Since the launch of the 1999 found-film horror flick The Blair Witch Project which recouped $25 million during its theatrical run on a $50,000 budget (and went on to earn much, much from home video), studios have tried their best to offset huge budgeted 'event' pictures, with sprinklings of more economical, less star-powered horror pictures such as Saw, The Purge, and The Conjuring. But as happens with all things, a concept grows used and tired, and becomes in need of rejuvenation. Enter Unfriended - an innovative and topical horror film for the social media generation.
On the occasion of the first year anniversary of the death of high school student Laura Barns, former student Blaire (Shelley Hennig) converses with a group of friends over Skype, including with her boyfriend Mitch (Jacob Joseph Storm), before a mysterious and uninvited user 'billie227' find its way into the conversation. Unable to remove the user, the friends soon find their social media accounts compromised, which quickly generates fear and suspicion amongst the friends, as one by one their malicious streaks are laid bare and their part in Barns death are revealed.
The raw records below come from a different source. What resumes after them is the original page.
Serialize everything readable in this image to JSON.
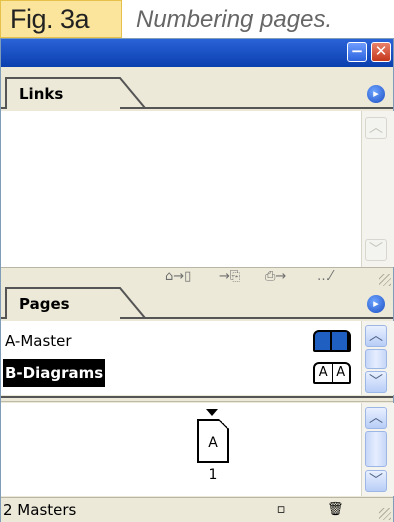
{
  "caption": {
    "label": "Fig. 3a",
    "text": "Numbering pages."
  },
  "window": {
    "minimize_glyph": "−",
    "close_glyph": "✕"
  },
  "links_panel": {
    "tab_label": "Links",
    "menu_glyph": "▸",
    "scroll_up": "︿",
    "scroll_down": "﹀",
    "toolbar": {
      "relink_glyph": "⌂→▯",
      "goto_glyph": "→⎘",
      "update_glyph": "⎙→",
      "edit_glyph": "…⁄"
    }
  },
  "pages_panel": {
    "tab_label": "Pages",
    "menu_glyph": "▸",
    "masters": [
      {
        "name": "A-Master",
        "pages": [
          "",
          ""
        ],
        "selected": false
      },
      {
        "name": "B-Diagrams",
        "pages": [
          "A",
          "A"
        ],
        "selected": true
      }
    ],
    "page": {
      "master_letter": "A",
      "number": "1"
    },
    "scroll_up": "︿",
    "scroll_down": "﹀",
    "status_text": "2 Masters",
    "new_page_glyph": "▫",
    "trash_glyph": "🗑"
  },
  "colors": {
    "caption_bg": "#fbe49b",
    "titlebar": "#0a3fae",
    "panel_bg": "#ece9d8",
    "selection": "#000000",
    "master_icon_fill": "#1f5fc2"
  }
}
Taking place entirely from the confines of what could be the desktop of any teenager's computer, as the films opens, Unfriended is at first a little jarring, as social media programs and browser windows flip open with wild abandon as we peek into a sexually charged Skype conversation between the two lead characters. After a short while, the audience adjusts to the setup and shares a knowing familiarity with the experience - typing out a message while the mouse hovers over 'send', until a second and third version of the dialogue is broadcast.
The authenticity of this setup, reinforced by the licensed platforms on show - from Skype to iMessage, to Facebook and Instagram is the sole innovation of Unfriended, which lends an air of reality to the film which I perhaps wasn't necessarily expecting, but helps to ground the more outlandish elements into a sense of reality - a heady drama equal parts jealousy, teenage angst, sexual tension, and bitchiness.
Sadly, any unique qualities that set 'Unfriended' apart from its forebears quickly dissipates as it falls back on the tried and true collective of horror clichés, including (but not limited to) fleeting glimpses of horror and blood splatter, loud thumping noises and a droning monotone score which foreshadows that something awful is imminent. The tension generated as the cast disappear one-by-one at the hands (spirit?) of Blaire never truly gets a payoff.
The cast of relative unknowns do a fine enough job of doing what the script calls on them to do, i.e. acting like kids unburdened by a sense of morality or common sense (as afflicts many teens), but no one's going to be winning an Oscar for their contributions.
Ultimately, for all the deaths seen and not seen, the worst, most horrible execution is reserved for Unfriended's clever and innovative concept which hasn't really been explored in a feature film before. But with a $40m box office take on a $1 million budget, (which reminds me - how on Earth did it cost that much to make this film? Surely it was sponsored to surplus by product placement alone?) something tells me that this isn't the last we'll see of Unfriended.